Aucun d’entre eux n’a répondu par un « oui » franc, mais la plupart ont reconnu que les titulaires de doctorat et les chercheurs postdoctoraux du pays avaient raison de s’inquiéter. En effet, ceux-ci croient de plus en plus qu’il leur sera difficile de trouver un emploi, et ce, même si le Canada génère moins de doctorats que bon nombre d’autres pays.
Le pourcentage de titulaires de doctorat qui obtiennent un poste universitaire, ce qui constitue généralement leur objectif principal, diminue; on estime qu’il se situe actuellement sous la barre des 20 pour cent, affirment les experts de la séance. On dit aux titulaires de doctorat et aux chercheurs postdoctoraux qu’« il existe au Canada des emplois pertinents en abondance hors du milieu universitaire. Peut-être, mais où sont-ils? » se demande Angela Crawley, coprésidente intérimaire de l’Association canadienne des stagiaires postdoctoraux.

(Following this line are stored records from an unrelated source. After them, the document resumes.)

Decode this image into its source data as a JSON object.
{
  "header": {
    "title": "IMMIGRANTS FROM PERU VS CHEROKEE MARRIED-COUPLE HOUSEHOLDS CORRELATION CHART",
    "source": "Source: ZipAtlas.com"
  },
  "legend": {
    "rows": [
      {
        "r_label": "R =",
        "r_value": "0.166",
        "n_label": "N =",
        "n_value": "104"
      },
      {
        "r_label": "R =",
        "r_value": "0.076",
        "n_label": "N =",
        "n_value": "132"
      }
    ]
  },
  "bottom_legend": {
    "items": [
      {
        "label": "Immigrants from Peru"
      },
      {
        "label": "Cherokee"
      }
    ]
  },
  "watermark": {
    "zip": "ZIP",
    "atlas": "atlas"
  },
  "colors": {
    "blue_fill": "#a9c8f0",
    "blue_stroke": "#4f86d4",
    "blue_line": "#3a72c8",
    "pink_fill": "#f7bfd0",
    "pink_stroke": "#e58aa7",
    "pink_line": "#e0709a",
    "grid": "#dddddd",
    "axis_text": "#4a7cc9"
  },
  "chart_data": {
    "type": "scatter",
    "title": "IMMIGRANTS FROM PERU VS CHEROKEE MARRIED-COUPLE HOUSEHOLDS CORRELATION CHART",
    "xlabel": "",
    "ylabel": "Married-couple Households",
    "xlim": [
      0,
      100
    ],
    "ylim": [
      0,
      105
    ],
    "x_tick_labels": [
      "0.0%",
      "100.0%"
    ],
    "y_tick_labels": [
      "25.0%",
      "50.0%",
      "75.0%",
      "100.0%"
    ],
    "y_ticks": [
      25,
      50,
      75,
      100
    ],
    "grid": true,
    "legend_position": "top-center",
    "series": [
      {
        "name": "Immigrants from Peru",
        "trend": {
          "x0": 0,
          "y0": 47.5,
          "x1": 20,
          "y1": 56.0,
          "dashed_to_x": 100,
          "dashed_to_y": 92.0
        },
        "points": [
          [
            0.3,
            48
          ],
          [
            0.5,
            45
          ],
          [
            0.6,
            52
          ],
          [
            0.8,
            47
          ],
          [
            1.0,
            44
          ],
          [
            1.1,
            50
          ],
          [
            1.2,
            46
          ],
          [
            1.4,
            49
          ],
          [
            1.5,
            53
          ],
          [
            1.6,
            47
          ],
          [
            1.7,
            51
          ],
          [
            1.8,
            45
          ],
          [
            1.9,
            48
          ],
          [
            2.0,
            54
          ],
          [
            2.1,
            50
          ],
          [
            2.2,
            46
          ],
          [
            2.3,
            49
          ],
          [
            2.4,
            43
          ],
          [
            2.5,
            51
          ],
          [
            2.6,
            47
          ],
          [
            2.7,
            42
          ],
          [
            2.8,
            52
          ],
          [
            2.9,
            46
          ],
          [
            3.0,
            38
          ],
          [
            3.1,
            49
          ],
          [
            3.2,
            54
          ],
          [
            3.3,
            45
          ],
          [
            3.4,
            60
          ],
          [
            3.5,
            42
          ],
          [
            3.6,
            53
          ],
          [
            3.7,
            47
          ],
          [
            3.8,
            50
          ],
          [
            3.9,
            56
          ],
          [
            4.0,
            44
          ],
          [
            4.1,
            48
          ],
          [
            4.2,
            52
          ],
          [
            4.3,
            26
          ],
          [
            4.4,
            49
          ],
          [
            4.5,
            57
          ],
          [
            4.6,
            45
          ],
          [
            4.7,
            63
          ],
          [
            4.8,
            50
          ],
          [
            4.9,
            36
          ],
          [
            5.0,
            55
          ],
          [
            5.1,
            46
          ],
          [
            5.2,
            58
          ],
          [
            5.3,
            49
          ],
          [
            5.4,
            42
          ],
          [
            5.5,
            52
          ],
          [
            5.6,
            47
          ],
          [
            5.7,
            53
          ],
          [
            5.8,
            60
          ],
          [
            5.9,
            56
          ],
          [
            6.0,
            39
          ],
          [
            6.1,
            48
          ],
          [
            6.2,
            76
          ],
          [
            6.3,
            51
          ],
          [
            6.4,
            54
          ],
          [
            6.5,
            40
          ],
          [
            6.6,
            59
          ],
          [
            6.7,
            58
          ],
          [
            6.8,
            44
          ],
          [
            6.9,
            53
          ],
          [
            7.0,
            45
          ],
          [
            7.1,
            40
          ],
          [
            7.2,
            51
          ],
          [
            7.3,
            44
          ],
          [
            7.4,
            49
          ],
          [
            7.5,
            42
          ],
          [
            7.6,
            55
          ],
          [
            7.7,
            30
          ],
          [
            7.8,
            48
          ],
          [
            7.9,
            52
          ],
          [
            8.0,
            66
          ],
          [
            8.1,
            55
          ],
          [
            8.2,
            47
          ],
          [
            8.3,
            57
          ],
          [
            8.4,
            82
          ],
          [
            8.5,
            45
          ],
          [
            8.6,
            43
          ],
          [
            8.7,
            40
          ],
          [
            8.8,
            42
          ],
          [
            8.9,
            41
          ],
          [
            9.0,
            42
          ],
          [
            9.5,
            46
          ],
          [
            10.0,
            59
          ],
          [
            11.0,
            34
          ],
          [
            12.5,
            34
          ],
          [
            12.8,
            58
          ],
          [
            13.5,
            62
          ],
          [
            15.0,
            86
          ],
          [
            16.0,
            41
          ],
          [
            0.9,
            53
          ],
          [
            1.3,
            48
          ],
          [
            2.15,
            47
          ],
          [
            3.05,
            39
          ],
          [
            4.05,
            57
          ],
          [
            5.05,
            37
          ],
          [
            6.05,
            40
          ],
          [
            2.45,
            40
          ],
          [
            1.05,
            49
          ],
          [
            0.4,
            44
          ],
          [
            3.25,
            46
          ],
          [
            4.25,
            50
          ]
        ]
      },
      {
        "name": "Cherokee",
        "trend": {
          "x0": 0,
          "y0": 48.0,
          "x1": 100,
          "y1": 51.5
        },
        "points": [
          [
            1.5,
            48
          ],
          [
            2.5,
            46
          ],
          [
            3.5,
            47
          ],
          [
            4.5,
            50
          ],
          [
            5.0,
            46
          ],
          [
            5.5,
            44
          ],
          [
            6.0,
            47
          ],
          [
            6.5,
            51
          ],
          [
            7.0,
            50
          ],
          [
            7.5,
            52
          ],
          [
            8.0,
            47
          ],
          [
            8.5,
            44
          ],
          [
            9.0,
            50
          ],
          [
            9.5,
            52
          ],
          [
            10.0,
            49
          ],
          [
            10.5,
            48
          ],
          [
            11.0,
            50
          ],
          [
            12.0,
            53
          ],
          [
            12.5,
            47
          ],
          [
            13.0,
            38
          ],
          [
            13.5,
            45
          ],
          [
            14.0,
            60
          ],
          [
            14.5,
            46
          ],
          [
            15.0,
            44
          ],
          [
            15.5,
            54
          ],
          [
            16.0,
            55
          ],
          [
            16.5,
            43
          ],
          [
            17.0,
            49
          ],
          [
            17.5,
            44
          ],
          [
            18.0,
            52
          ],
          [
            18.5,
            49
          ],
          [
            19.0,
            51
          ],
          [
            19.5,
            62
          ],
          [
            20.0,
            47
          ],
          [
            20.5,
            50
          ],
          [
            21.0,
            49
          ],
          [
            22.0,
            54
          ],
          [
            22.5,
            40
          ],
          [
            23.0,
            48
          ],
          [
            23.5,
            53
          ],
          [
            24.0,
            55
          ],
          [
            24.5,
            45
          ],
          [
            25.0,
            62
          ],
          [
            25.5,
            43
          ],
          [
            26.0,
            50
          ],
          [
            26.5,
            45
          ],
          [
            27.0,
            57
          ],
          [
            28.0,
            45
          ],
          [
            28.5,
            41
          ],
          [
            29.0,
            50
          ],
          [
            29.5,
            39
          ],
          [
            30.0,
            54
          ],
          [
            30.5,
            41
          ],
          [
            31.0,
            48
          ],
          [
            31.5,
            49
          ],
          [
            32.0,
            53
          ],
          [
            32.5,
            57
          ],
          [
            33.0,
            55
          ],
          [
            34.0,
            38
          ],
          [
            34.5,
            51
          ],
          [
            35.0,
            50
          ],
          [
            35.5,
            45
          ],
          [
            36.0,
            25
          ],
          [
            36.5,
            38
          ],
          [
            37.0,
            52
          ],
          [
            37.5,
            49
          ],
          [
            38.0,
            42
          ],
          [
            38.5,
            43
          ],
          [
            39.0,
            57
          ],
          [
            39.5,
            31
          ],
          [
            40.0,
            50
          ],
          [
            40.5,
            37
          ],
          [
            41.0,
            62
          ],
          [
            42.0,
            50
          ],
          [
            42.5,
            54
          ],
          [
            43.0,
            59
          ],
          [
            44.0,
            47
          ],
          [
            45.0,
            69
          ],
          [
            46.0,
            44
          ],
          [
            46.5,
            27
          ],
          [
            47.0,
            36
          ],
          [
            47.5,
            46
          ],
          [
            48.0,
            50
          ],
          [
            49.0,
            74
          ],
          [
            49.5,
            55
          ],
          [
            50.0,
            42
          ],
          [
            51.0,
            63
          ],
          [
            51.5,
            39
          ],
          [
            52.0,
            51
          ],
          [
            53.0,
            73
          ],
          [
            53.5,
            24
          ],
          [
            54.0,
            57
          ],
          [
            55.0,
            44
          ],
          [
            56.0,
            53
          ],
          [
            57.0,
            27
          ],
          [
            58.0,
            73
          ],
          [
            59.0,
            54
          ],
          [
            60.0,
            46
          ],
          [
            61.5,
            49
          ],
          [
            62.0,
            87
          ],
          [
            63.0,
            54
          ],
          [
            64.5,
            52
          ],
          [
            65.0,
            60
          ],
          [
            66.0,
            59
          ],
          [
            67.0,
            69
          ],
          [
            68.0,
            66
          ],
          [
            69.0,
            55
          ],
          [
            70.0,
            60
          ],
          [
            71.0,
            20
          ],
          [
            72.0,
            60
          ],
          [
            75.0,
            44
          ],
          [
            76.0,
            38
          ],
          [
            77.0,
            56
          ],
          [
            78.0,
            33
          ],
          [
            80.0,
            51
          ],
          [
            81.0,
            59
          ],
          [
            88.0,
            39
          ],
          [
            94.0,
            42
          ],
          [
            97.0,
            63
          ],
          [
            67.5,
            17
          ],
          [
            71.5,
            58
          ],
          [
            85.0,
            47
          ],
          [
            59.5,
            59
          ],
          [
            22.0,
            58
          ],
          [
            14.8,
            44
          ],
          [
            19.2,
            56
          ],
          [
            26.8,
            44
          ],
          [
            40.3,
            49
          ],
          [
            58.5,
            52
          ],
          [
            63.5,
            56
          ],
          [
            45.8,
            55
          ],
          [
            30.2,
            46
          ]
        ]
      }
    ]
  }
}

Au Canada, entre 1986 et 2006, le nombre de titulaires de doctorat a augmenté de 13 pour cent, explique Olga Stachova, directrice de l’exploitation du réseau de recherche MITACS. Or, pendant ce temps, l’augmentation moyenne, parmi les pays de l’OCDE, s’élevait à 40 pour cent. « Par conséquent, malgré la croissance observée au Canada, nous sommes passés du 20e au 23e rang » pour le nombre de titulaires de doctorat par habitant, affirme-t-elle. Le débat ne s’arrête pas là : selon Statistique Canada, un titulaire de doctorat sur cinq songe à quitter le Canada après avoir obtenu son diplôme.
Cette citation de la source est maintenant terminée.